The man loved music. And he loved collecting (some might say hoarding) the LPs and 78s—and the movie posters and glossies and ads and videos and magazines and assorted ephemera related to the music he loved. An ardent record hunter and gatherer, he got the idea to open a music shop as a retirement gig. That naturally required (or became an excuse for) more hunting and gathering for the store, which—to no one’s surprise—was never more than an idea.
And I don’t think he ever really wanted it to: He was doing something more important than mere collecting: he was saving.
He’d quarried a lode of Glenn Miller 78s and Gene Autry onesheets and Metronome magazines and Ink Spots sheet music and all the other cultural flotsam and jetsam that most folks outside his generation didn’t really care about. And this wasn’t a private archive, but almost a treasure trove for myself and for my friends.
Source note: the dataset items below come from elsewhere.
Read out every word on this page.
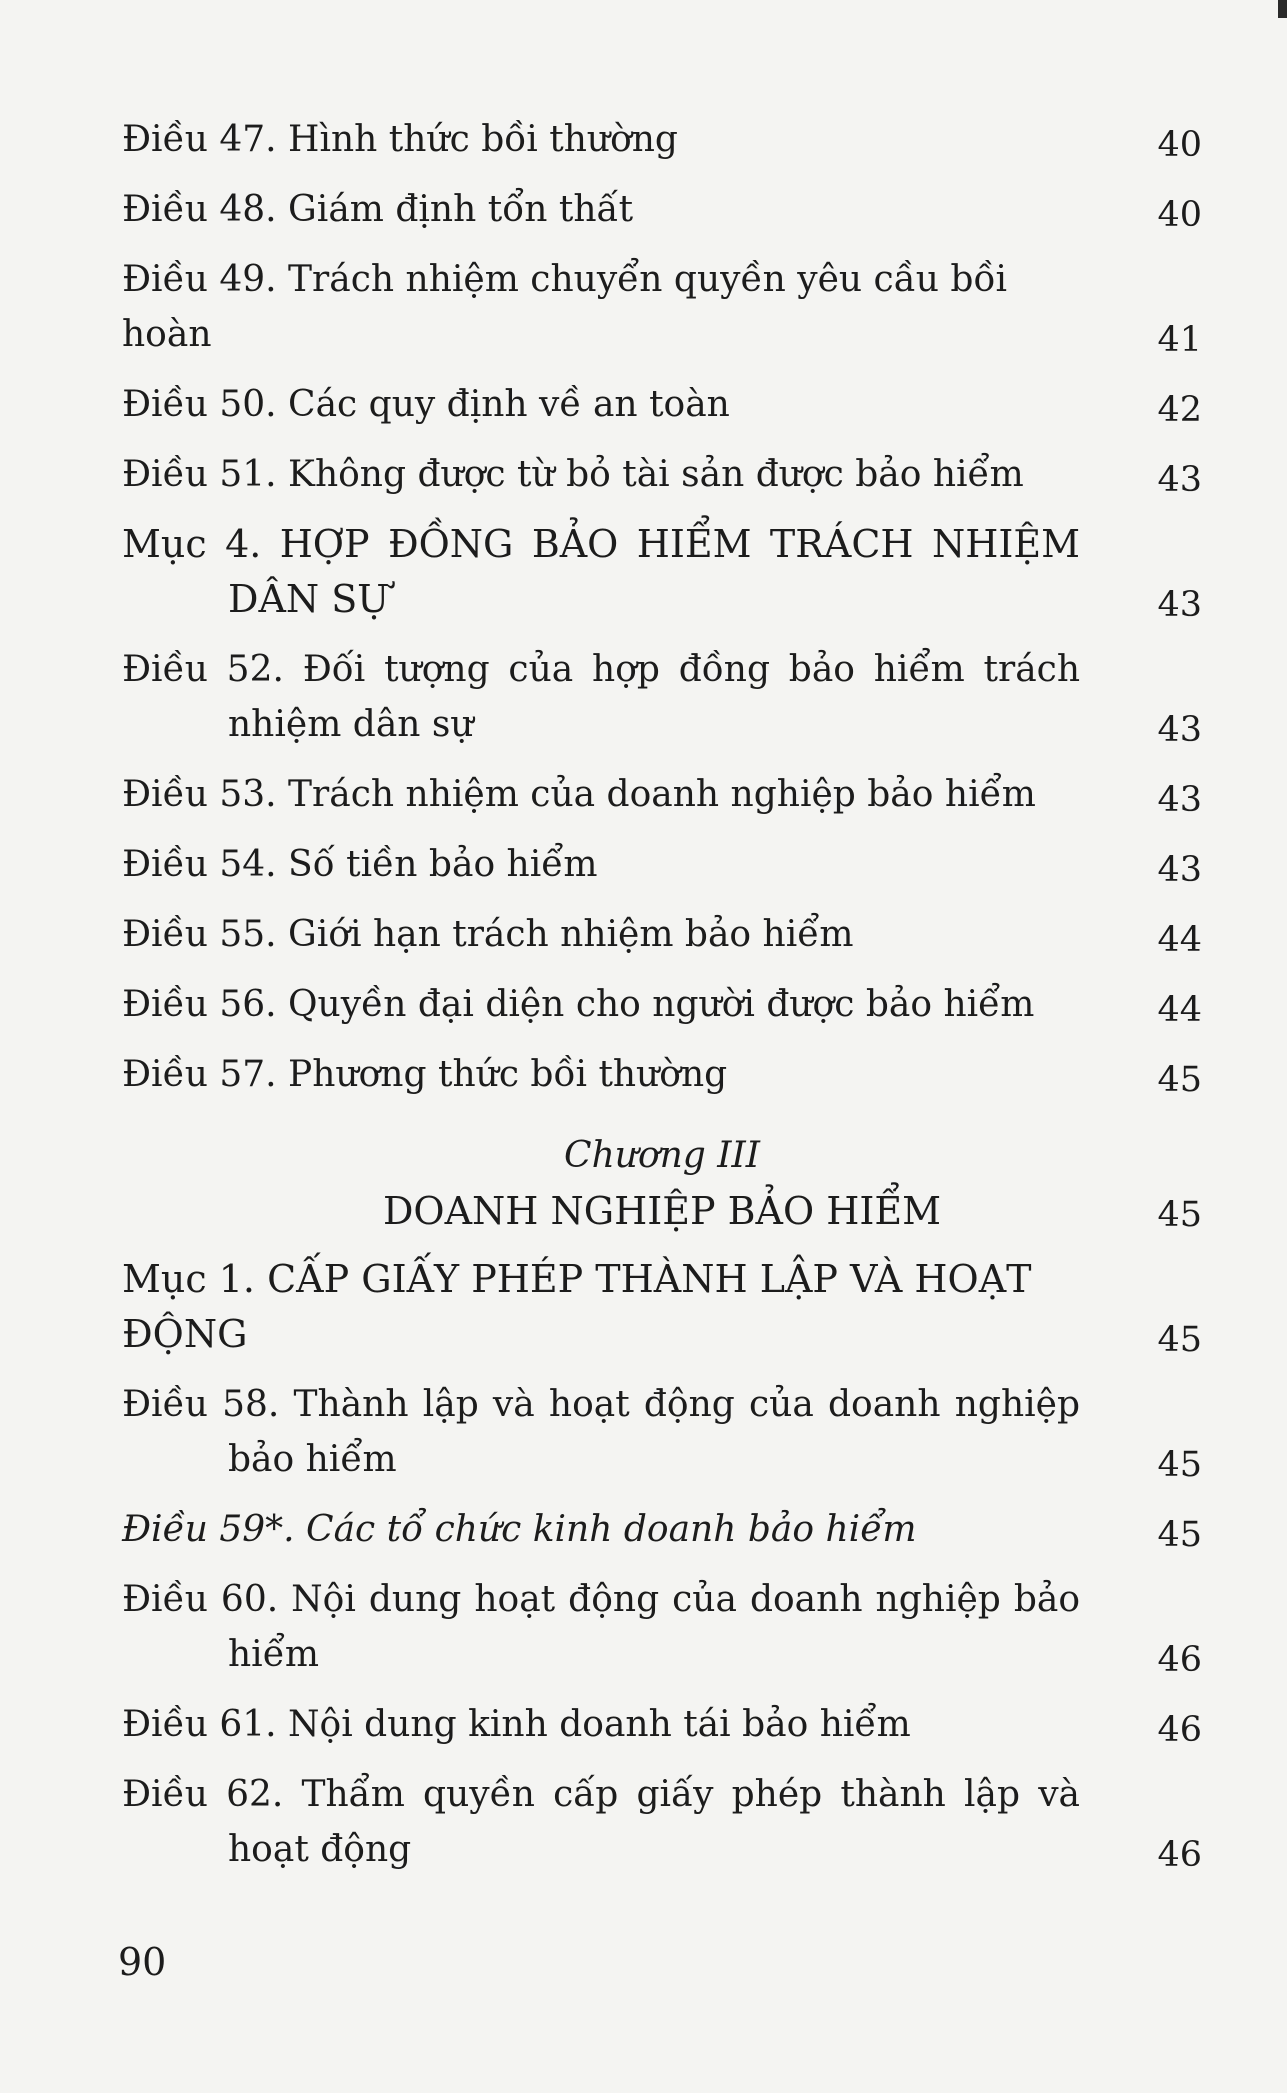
Điều 47. Hình thức bồi thường	40
Điều 48. Giám định tổn thất	40
Điều 49. Trách nhiệm chuyển quyền yêu cầu bồi hoàn	41
Điều 50. Các quy định về an toàn	42
Điều 51. Không được từ bỏ tài sản được bảo hiểm	43
Mục 4. HỢP ĐỒNG BẢO HIỂM TRÁCH NHIỆM
DÂN SỰ	43
Điều 52. Đối tượng của hợp đồng bảo hiểm trách
nhiệm dân sự	43
Điều 53. Trách nhiệm của doanh nghiệp bảo hiểm	43
Điều 54. Số tiền bảo hiểm	43
Điều 55. Giới hạn trách nhiệm bảo hiểm	44
Điều 56. Quyền đại diện cho người được bảo hiểm	44
Điều 57. Phương thức bồi thường	45
Chương III
DOANH NGHIỆP BẢO HIỂM	45
Mục 1. CẤP GIẤY PHÉP THÀNH LẬP VÀ HOẠT ĐỘNG	45
Điều 58. Thành lập và hoạt động của doanh nghiệp
bảo hiểm	45
Điều 59*. Các tổ chức kinh doanh bảo hiểm	45
Điều 60. Nội dung hoạt động của doanh nghiệp bảo
hiểm	46
Điều 61. Nội dung kinh doanh tái bảo hiểm	46
Điều 62. Thẩm quyền cấp giấy phép thành lập và
hoạt động	46
90
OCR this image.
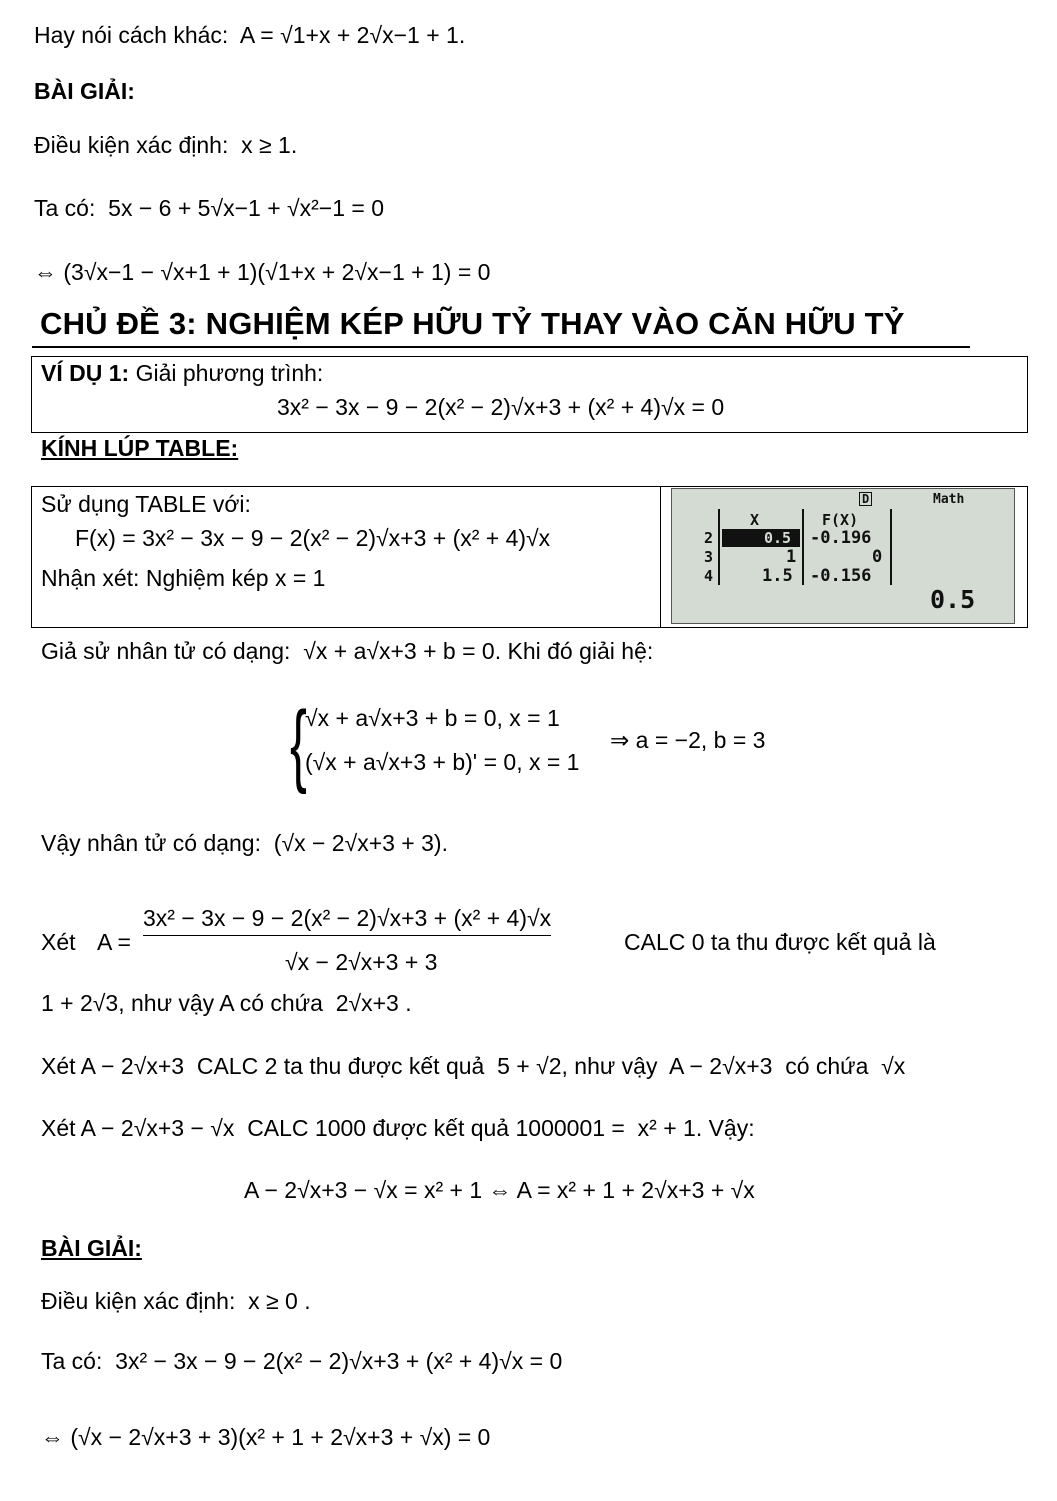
Hay nói cách khác: A = √1+x + 2√x−1 + 1.
BÀI GIẢI:
Điều kiện xác định: x ≥ 1.
Ta có: 5x − 6 + 5√x−1 + √x²−1 = 0
⇔ (3√x−1 − √x+1 + 1)(√1+x + 2√x−1 + 1) = 0
CHỦ ĐỀ 3: NGHIỆM KÉP HỮU TỶ THAY VÀO CĂN HỮU TỶ
VÍ DỤ 1: Giải phương trình:
3x² − 3x − 9 − 2(x² − 2)√x+3 + (x² + 4)√x = 0
KÍNH LÚP TABLE:
Sử dụng TABLE với:
F(x) = 3x² − 3x − 9 − 2(x² − 2)√x+3 + (x² + 4)√x
Nhận xét: Nghiệm kép x = 1
D	Math
X	F(X)
2	0.5 -0.196
3	1	0
4	1.5 -0.156
0.5
Giả sử nhân tử có dạng: √x + a√x+3 + b = 0. Khi đó giải hệ:
{
√x + a√x+3 + b = 0, x = 1
(√x + a√x+3 + b)' = 0, x = 1
⇒ a = −2, b = 3
Vậy nhân tử có dạng: (√x − 2√x+3 + 3).
Xét A =
3x² − 3x − 9 − 2(x² − 2)√x+3 + (x² + 4)√x
√x − 2√x+3 + 3
CALC 0 ta thu được kết quả là
1 + 2√3, như vậy A có chứa 2√x+3 .
Xét A − 2√x+3 CALC 2 ta thu được kết quả 5 + √2, như vậy A − 2√x+3 có chứa √x
Xét A − 2√x+3 − √x CALC 1000 được kết quả 1000001 = x² + 1. Vậy:
A − 2√x+3 − √x = x² + 1 ⇔ A = x² + 1 + 2√x+3 + √x
BÀI GIẢI:
Điều kiện xác định: x ≥ 0 .
Ta có: 3x² − 3x − 9 − 2(x² − 2)√x+3 + (x² + 4)√x = 0
⇔ (√x − 2√x+3 + 3)(x² + 1 + 2√x+3 + √x) = 0
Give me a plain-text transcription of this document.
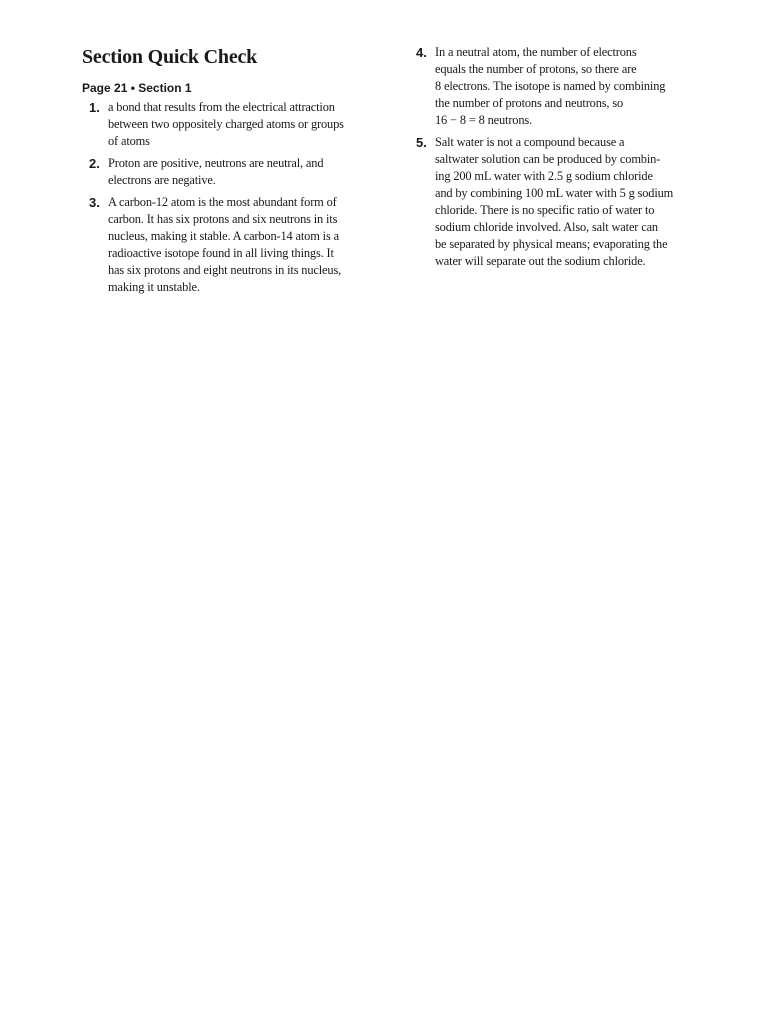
Section Quick Check
Page 21 • Section 1
1. a bond that results from the electrical attraction
between two oppositely charged atoms or groups
of atoms
2. Proton are positive, neutrons are neutral, and
electrons are negative.
3. A carbon-12 atom is the most abundant form of
carbon. It has six protons and six neutrons in its
nucleus, making it stable. A carbon-14 atom is a
radioactive isotope found in all living things. It
has six protons and eight neutrons in its nucleus,
making it unstable.
4. In a neutral atom, the number of electrons
equals the number of protons, so there are
8 electrons. The isotope is named by combining
the number of protons and neutrons, so
16 − 8 = 8 neutrons.
5. Salt water is not a compound because a
saltwater solution can be produced by combin-
ing 200 mL water with 2.5 g sodium chloride
and by combining 100 mL water with 5 g sodium
chloride. There is no specific ratio of water to
sodium chloride involved. Also, salt water can
be separated by physical means; evaporating the
water will separate out the sodium chloride.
The most generous person I ever knew, he loved going on the hunt for my buddies’ holy grails, too.
The next thing he’d always ask—after getting the record info—was Who else would want a copy?
He passed away a few years ago and I hated/loved going through all this stuff—all the things he’d saved—helping my mom get things in order.
I kept a few things—not many. Most was sold to other collectors and the local record store. Some is still in the basement. But even if no one else wanted it, I loved that he did. And I loved going through all the boxes and crates and stacks—like the final scene from Citizen Kane—being part of his stuff. Being with him in a way.
Best of all was the stash of about 50 copies of The Legendary Buster Smith. I literally laughed out loud. A previously unknown and unremarkable record had become a serious decades-long quest. I’ve sold or traded a few, but kept most of them and still love giving them to friends.
He would have loved that, too.
Scotto is a preacher’s kid from Arkansas who moved to Kansas City, went to art school, worked in record stores, was a journalist, then went to grad school, became a therapist, and have been mental health director for Missouri’s prisons for the last dozen years. He’s been buying records at every stop along the way.